What Is Apache Spark?

Apache Spark is a cluster computing platform designed to be fast and general-purpose.

On the speed side, Spark extends the popular MapReduce model to efficiently support more types of computations, including interactive queries and stream processing. Speed is important in processing large datasets, as it means the difference between exploring data interactively and waiting minutes or hours. One of the main features Spark offers for speed is the ability to run computations in memory, but the system is also more efficient than MapReduce for complex applications running on disk.

On the generality side, Spark is designed to cover a wide range of workloads that previously required separate distributed systems, including batch applications, iterative algorithms, interactive queries, and streaming. By supporting these workloads in the same engine, Spark makes it easy and inexpensive to combine different processing types, which is often necessary in production data analysis pipelines. In addition, it reduces the management burden of maintaining separate tools.

Spark is designed to be highly accessible, offering simple APIs in Python, Java, Scala, and SQL, and rich built-in libraries. It also integrates closely with other Big Data tools. In particular, Spark can run in Hadoop clusters and access any Hadoop data source, including Cassandra.

Spark Streaming

Spark Streaming is an extension of the core Spark API that enables scalable, high-throughput, fault-tolerant stream processing of live data streams. Data can be ingested from many sources like Kafka, Flume, Twitter, ZeroMQ, Kinesis, or TCP sockets, and can be processed using complex algorithms expressed with high-level functions like map, reduce, join and window. Finally, processed data can be pushed out to filesystems, databases, and live dashboards. In fact, you can apply Spark’s machine learning and graph processing algorithms on data streams.

Spark Streaming Training Chennai provides a high-level abstraction called discretized stream or DStream, which represents a continuous stream of data. DStreams can be created either from input data streams from sources such as Kafka, Flume, and Kinesis, or by applying high-level operations on other DStreams. Internally, a DStream is represented as a sequence of RDDs.

Why is Spark Streaming needed?

A Stateful Stream Processing System is a system that needs to update its state with the stream of data. Latency should be low for such a system, and even if a node fails, the state should not be lost (for example, computing the distance covered by a vehicle based on a stream of its GPS location, or counting the occurrences of word “spark” in a stream of data).
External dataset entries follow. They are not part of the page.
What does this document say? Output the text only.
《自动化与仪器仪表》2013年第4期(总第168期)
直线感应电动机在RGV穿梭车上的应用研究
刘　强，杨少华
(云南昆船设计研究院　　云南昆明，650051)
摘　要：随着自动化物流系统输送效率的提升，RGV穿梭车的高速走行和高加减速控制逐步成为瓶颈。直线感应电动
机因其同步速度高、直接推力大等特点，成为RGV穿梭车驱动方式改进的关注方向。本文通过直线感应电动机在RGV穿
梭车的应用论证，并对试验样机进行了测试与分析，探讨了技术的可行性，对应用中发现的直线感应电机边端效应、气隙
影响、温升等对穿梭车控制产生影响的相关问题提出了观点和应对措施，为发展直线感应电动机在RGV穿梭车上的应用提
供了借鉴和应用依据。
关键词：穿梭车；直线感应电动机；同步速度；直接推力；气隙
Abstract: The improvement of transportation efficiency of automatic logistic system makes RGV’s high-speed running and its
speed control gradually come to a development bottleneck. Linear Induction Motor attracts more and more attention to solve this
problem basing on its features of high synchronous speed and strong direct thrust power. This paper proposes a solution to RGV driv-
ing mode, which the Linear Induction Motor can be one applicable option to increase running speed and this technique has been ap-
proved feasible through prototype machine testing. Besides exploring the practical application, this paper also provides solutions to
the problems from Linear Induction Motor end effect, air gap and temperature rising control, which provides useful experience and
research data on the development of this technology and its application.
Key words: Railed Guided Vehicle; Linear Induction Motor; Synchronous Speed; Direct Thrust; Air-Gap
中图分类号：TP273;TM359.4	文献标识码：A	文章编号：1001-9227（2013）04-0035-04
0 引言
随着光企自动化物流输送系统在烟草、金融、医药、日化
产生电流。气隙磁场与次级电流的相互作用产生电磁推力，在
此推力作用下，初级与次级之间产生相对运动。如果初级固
Batch processing systems like Hadoop have a high latency and are not suitable for near real time processing requirements. Storm guarantees processing of a record if it hasn’t been processed, but this can lead to inconsistency as a record could be processed twice. If a node running Storm goes down, then the state is lost. In most environments, Hadoop and Storm (or other stream processing systems) have been used for batch processing and stream processing, respectively. The use of two different programming models causes an increase in code size, number of bugs to fix, development effort, introduces a learning curve, and causes other issues. Spark Streaming helps in fixing these issues and provides a scalable, efficient, resilient, and integratabtle (with batch processing) system.